The Kronecker coefficients of the symmetric group are the multiplicities of irreducible representations in the decomposition of the tensor product of two other irreducible representations. Ever since their definition by Murnaghan more than 80 years ago they've presented a major mystery and open problem in Algebraic Combinatorics. Recently they have come to play a crucial role in Geometric Complexity Theory in the quest for separation of VP and VNP. In this talk I'll give a broad overview of this topic with respect to combinatorics, asymptotics and computational complexity.
Tensor network states form a variational ansatz class widely used in the study of quantum many-body systems. Geometrically, these states form an algebraic variety of tensors with rich representation theoretic structure.
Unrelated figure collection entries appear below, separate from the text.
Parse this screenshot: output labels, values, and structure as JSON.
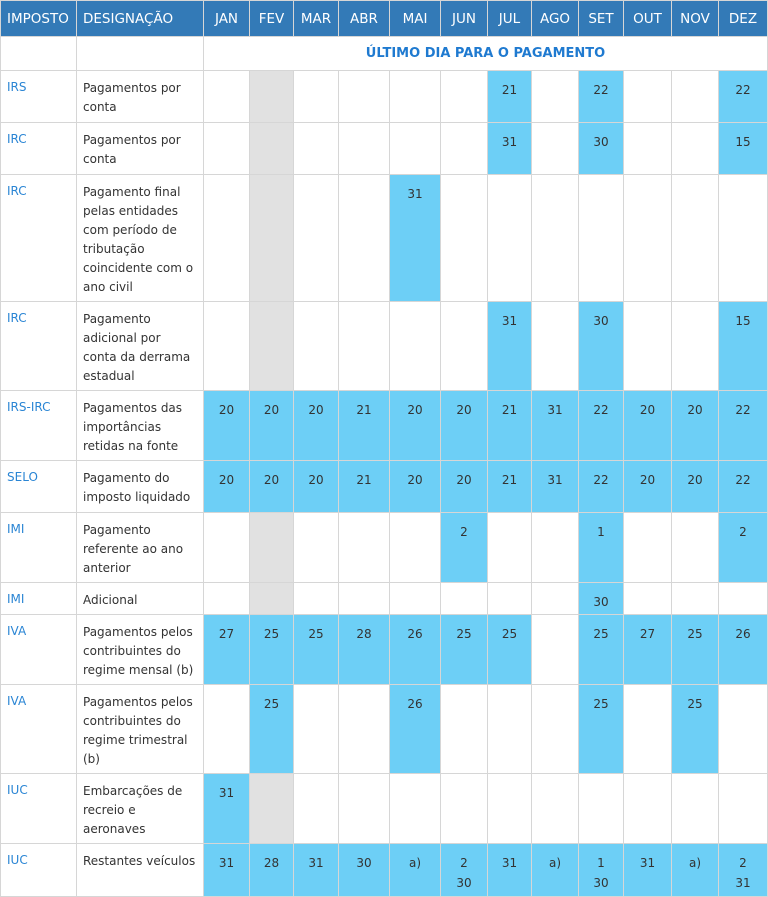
{
  "header": {
    "imposto": "IMPOSTO",
    "designacao": "DESIGNAÇÃO",
    "months": [
      "JAN",
      "FEV",
      "MAR",
      "ABR",
      "MAI",
      "JUN",
      "JUL",
      "AGO",
      "SET",
      "OUT",
      "NOV",
      "DEZ"
    ]
  },
  "subheader": "ÚLTIMO DIA PARA O PAGAMENTO",
  "colors": {
    "header_bg": "#337ab7",
    "highlight": "#6dcff6",
    "not_applicable": "#e1e1e1",
    "tax_link": "#2a85d4"
  },
  "rows": [
    {
      "imposto": "IRS",
      "designacao": "Pagamentos por conta",
      "gray": [
        1
      ],
      "cells": [
        "",
        "",
        "",
        "",
        "",
        "",
        "21",
        "",
        "22",
        "",
        "",
        "22"
      ]
    },
    {
      "imposto": "IRC",
      "designacao": "Pagamentos por conta",
      "gray": [
        1
      ],
      "cells": [
        "",
        "",
        "",
        "",
        "",
        "",
        "31",
        "",
        "30",
        "",
        "",
        "15"
      ]
    },
    {
      "imposto": "IRC",
      "designacao": "Pagamento final pelas entidades com período de tributação coincidente com o ano civil",
      "gray": [
        1
      ],
      "cells": [
        "",
        "",
        "",
        "",
        "31",
        "",
        "",
        "",
        "",
        "",
        "",
        ""
      ]
    },
    {
      "imposto": "IRC",
      "designacao": "Pagamento adicional por conta da derrama estadual",
      "gray": [
        1
      ],
      "cells": [
        "",
        "",
        "",
        "",
        "",
        "",
        "31",
        "",
        "30",
        "",
        "",
        "15"
      ]
    },
    {
      "imposto": "IRS-IRC",
      "designacao": "Pagamentos das importâncias retidas na fonte",
      "gray": [],
      "cells": [
        "20",
        "20",
        "20",
        "21",
        "20",
        "20",
        "21",
        "31",
        "22",
        "20",
        "20",
        "22"
      ]
    },
    {
      "imposto": "SELO",
      "designacao": "Pagamento do imposto liquidado",
      "gray": [],
      "cells": [
        "20",
        "20",
        "20",
        "21",
        "20",
        "20",
        "21",
        "31",
        "22",
        "20",
        "20",
        "22"
      ]
    },
    {
      "imposto": "IMI",
      "designacao": "Pagamento referente ao ano anterior",
      "gray": [
        1
      ],
      "cells": [
        "",
        "",
        "",
        "",
        "",
        "2",
        "",
        "",
        "1",
        "",
        "",
        "2"
      ]
    },
    {
      "imposto": "IMI",
      "designacao": "Adicional",
      "gray": [
        1
      ],
      "cells": [
        "",
        "",
        "",
        "",
        "",
        "",
        "",
        "",
        "30",
        "",
        "",
        ""
      ]
    },
    {
      "imposto": "IVA",
      "designacao": "Pagamentos pelos contribuintes do regime mensal (b)",
      "gray": [],
      "cells": [
        "27",
        "25",
        "25",
        "28",
        "26",
        "25",
        "25",
        "",
        "25",
        "27",
        "25",
        "26"
      ]
    },
    {
      "imposto": "IVA",
      "designacao": "Pagamentos pelos contribuintes do regime trimestral (b)",
      "gray": [],
      "cells": [
        "",
        "25",
        "",
        "",
        "26",
        "",
        "",
        "",
        "25",
        "",
        "25",
        ""
      ]
    },
    {
      "imposto": "IUC",
      "designacao": "Embarcações de recreio e aeronaves",
      "gray": [
        1
      ],
      "cells": [
        "31",
        "",
        "",
        "",
        "",
        "",
        "",
        "",
        "",
        "",
        "",
        ""
      ]
    },
    {
      "imposto": "IUC",
      "designacao": "Restantes veículos",
      "gray": [],
      "cells": [
        "31",
        "28",
        "31",
        "30",
        "a)",
        "2\n30",
        "31",
        "a)",
        "1\n30",
        "31",
        "a)",
        "2\n31"
      ]
    }
  ]
}
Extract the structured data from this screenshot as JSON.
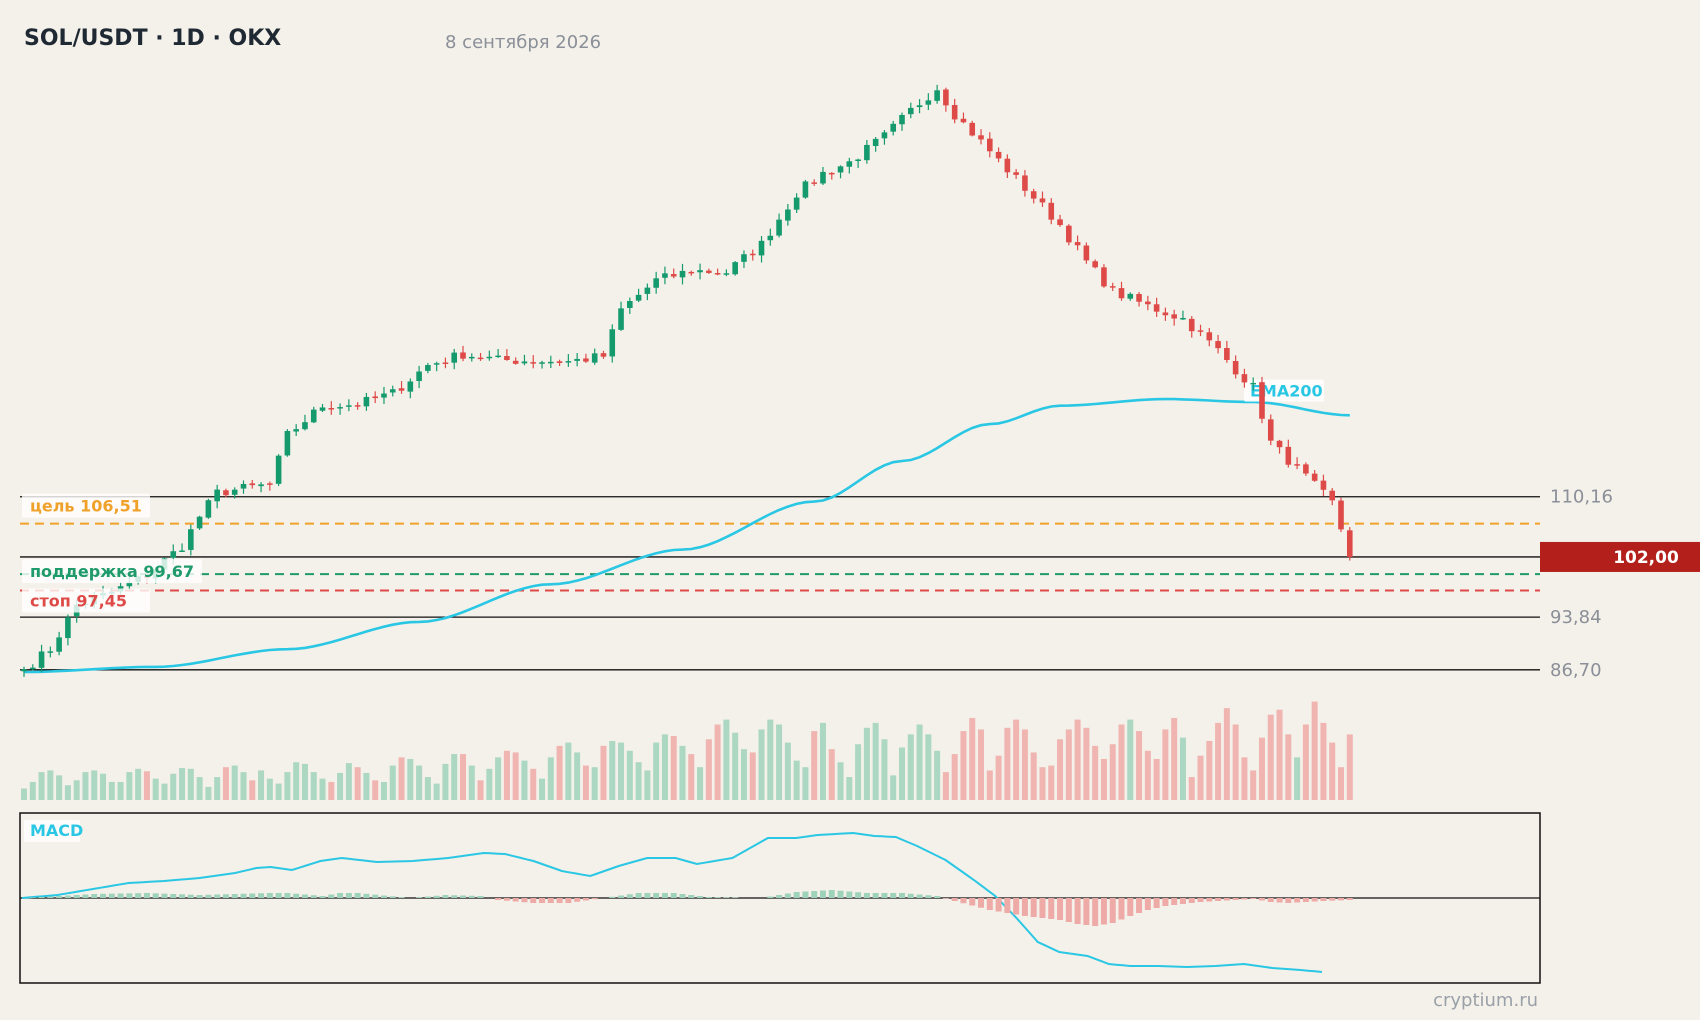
{
  "header": {
    "title": "SOL/USDT · 1D · OKX",
    "date": "8 сентября 2026"
  },
  "watermark": "cryptium.ru",
  "colors": {
    "background": "#f4f1ea",
    "up": "#159a6e",
    "down": "#de4a48",
    "ema": "#2ac7e4",
    "target": "#f0a12a",
    "support": "#1f9a6a",
    "stop": "#de4a48",
    "price_tag": "#b3201c"
  },
  "chart_data": {
    "type": "candlestick",
    "ylim": [
      86.0,
      168.0
    ],
    "price_levels": [
      110.16,
      93.84,
      86.7
    ],
    "price_level_labels": [
      "110,16",
      "93,84",
      "86,70"
    ],
    "current_price": 102.0,
    "current_price_label": "102,00",
    "target": {
      "value": 106.51,
      "label": "цель 106,51"
    },
    "support": {
      "value": 99.67,
      "label": "поддержка 99,67"
    },
    "stop": {
      "value": 97.45,
      "label": "стоп 97,45"
    },
    "ema_label": "EMA200",
    "macd_label": "MACD",
    "key_closes": [
      [
        0,
        86.8
      ],
      [
        3,
        89.5
      ],
      [
        6,
        95.5
      ],
      [
        10,
        97.2
      ],
      [
        14,
        99.5
      ],
      [
        18,
        103.5
      ],
      [
        20,
        107.5
      ],
      [
        22,
        110.7
      ],
      [
        25,
        111.3
      ],
      [
        28,
        111.8
      ],
      [
        30,
        118.5
      ],
      [
        34,
        122.5
      ],
      [
        38,
        122.7
      ],
      [
        42,
        124.2
      ],
      [
        46,
        128
      ],
      [
        50,
        129.5
      ],
      [
        54,
        128.7
      ],
      [
        58,
        128.6
      ],
      [
        62,
        128.5
      ],
      [
        66,
        129.2
      ],
      [
        68,
        135.5
      ],
      [
        72,
        139.5
      ],
      [
        76,
        140.8
      ],
      [
        80,
        140.6
      ],
      [
        84,
        144.4
      ],
      [
        88,
        151.3
      ],
      [
        91,
        154
      ],
      [
        94,
        155.5
      ],
      [
        98,
        159
      ],
      [
        101,
        162.5
      ],
      [
        104,
        165.6
      ],
      [
        106,
        162
      ],
      [
        110,
        157
      ],
      [
        114,
        152
      ],
      [
        118,
        147
      ],
      [
        121,
        142
      ],
      [
        124,
        138
      ],
      [
        128,
        136
      ],
      [
        132,
        134.3
      ],
      [
        136,
        130
      ],
      [
        138,
        127.4
      ],
      [
        140,
        125
      ],
      [
        142,
        117.5
      ],
      [
        146,
        112.8
      ],
      [
        149,
        109.3
      ],
      [
        151,
        102.4
      ]
    ],
    "volume_pattern": [
      14,
      22,
      34,
      36,
      30,
      18,
      24,
      34,
      36,
      32,
      22,
      22,
      34,
      38,
      35,
      26,
      20,
      32,
      39,
      38,
      28,
      16,
      28,
      40,
      42,
      34,
      24,
      36,
      26,
      20,
      34,
      46,
      44,
      34,
      26,
      22,
      33,
      45,
      40,
      33,
      24,
      22,
      42,
      52,
      50,
      42,
      28,
      20,
      44,
      56,
      56,
      42,
      24,
      38,
      52,
      60,
      58,
      48,
      38,
      26,
      52,
      66,
      70,
      58,
      42,
      40,
      66,
      72,
      70,
      60,
      46,
      36,
      70,
      80,
      78,
      66,
      56,
      40,
      74,
      92,
      98,
      82,
      62,
      58,
      86,
      98,
      92,
      70,
      48,
      40,
      84,
      94,
      62,
      46,
      28,
      68,
      88,
      94,
      74,
      30,
      64,
      80,
      92,
      80,
      60,
      34,
      56,
      84,
      100,
      86,
      36,
      54,
      88,
      98,
      86,
      58,
      40,
      42,
      74,
      86,
      98,
      88,
      66,
      50,
      68,
      92,
      98,
      84,
      60,
      50,
      86,
      100,
      76,
      28,
      54,
      72,
      94,
      112,
      92,
      52,
      36,
      76,
      104,
      110,
      80,
      52,
      92,
      120,
      94,
      70,
      40,
      80,
      108,
      98,
      120,
      110,
      82,
      56,
      74,
      112,
      102,
      48,
      28,
      42,
      64,
      88,
      82,
      56,
      78,
      120,
      106,
      78,
      94,
      122,
      110,
      120,
      128,
      124
    ]
  }
}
It is known that tensors on the "boundary" of this variety can provide more efficient representations for states of physical interest, but the pathological geometric properties of the boundary make it difficult to extend the classical optimization methods. In recent work, we introduced a new ansatz class which includes states at the boundary of the tensor network variety. I will present some of the geometric features of this class and explain how it can be used in the variational approach. This is based on joint work with M. Christandl, D. Stilck-Franca and A. Werner.
Exponential densities on unitary conjugation orbits of Hermitian matrices, known as Harish-Chandra-Itzykson-Zuber (HCIZ) densities, are important in various settings in physics and random matrix theory. However, the basic question of efficient sampling from these densities has remained open. We present two efficient algorithms to sample matrices from distributions that are close to the HCIZ distribution. Both algorithms exploit a natural self-reducible structure that arises from continuous symmetries of the underlying unitary orbit. We will also discuss applications to quantum inference and differentially private rank-k approximation.